I had high hopes for the FreeBuds 4i’s noise-cancellation capabilities given how well the FreeBuds Pro handled ANC. The Pro has three modes – Cosy, General and Ultra – with the latter offering some of the most effective noise-cancellation I’ve experienced from true wireless earbuds.

The Freebuds 4i have only one ANC mode but the optimist in me thought Huawei might be able to match the Pro’s Ultra mode. Regrettably, that didn’t prove to be the case.

But it’s not all bad news. The FreeBuds 4i are reasonably effective at dampening low-end frequencies and exhibited ANC performance on par with two pricier alternatives I’ve tested over the past year – the JLab Epic Air and Urbanista London.

The only similarly priced earbuds I’ve tested to beat them in the ANC department are the Panasonic RZ-S500W, which launched at £170 but are currently available for just £100. So in that respect, they overperform and, as long as you’re not expecting class-leading noise cancellation, you won’t be disappointed.

An Awareness mode is also present, giving you the option to amplify external sound in situations where you need to hear what’s going on around you. This works well when you’ve got your music at low volumes but is less useful once you hit the 70% volume mark, at which point your music will drown out all-but the loudest ambient sounds.

The dual-microphone setup that enables the noise-cancelling and awareness mode also delivers solid voice clarity when on the phone.
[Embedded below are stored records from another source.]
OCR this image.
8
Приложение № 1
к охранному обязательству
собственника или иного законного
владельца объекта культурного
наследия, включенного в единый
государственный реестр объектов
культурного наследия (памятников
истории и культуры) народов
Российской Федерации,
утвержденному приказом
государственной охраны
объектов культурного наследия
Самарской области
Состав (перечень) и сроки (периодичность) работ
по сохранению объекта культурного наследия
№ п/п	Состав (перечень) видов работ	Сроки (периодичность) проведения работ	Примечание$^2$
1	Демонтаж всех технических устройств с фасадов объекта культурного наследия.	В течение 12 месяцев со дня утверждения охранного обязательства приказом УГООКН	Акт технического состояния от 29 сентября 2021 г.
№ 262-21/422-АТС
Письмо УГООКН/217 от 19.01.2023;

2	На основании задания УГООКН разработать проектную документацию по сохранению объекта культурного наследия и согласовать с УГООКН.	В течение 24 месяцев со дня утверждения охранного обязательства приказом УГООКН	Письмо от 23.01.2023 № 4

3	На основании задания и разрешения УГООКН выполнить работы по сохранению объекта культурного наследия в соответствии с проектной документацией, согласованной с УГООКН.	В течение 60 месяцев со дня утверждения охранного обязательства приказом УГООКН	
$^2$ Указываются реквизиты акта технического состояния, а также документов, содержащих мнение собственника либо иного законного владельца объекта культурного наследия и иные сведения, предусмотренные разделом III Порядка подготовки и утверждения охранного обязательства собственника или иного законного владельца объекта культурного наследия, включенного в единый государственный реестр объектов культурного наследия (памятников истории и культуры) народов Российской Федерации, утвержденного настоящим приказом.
While speaking to my partner during a trip to the shops she reported that I sounded perfectly clear despite the windy conditions and she picked up very little background noise. During the Expert Reviews morning Zoom call, I received no complaints about how I sounded either.

Huawei FreeBuds 4i review: Should you buy them?

If pop music is your bread and butter, you’ll really enjoy the way the EQ of the FreeBuds 4i is tuned. I would have liked a bit more bass but, that sonic weakness aside, the 4i don’t do much wrong. They’re extremely comfortable, will last most of a day on a single charge, have IPX4 water resistance and their active noise cancellation is decent for the money.

All things considered, the FreeBuds 4i are an attractive pair of affordable ANC headphones. If you have a bit more to spend, you’re still far better off with a pair of noise-cancelling buds from Apple, Sony and Bose, but if money is tight they’re well worth a listen.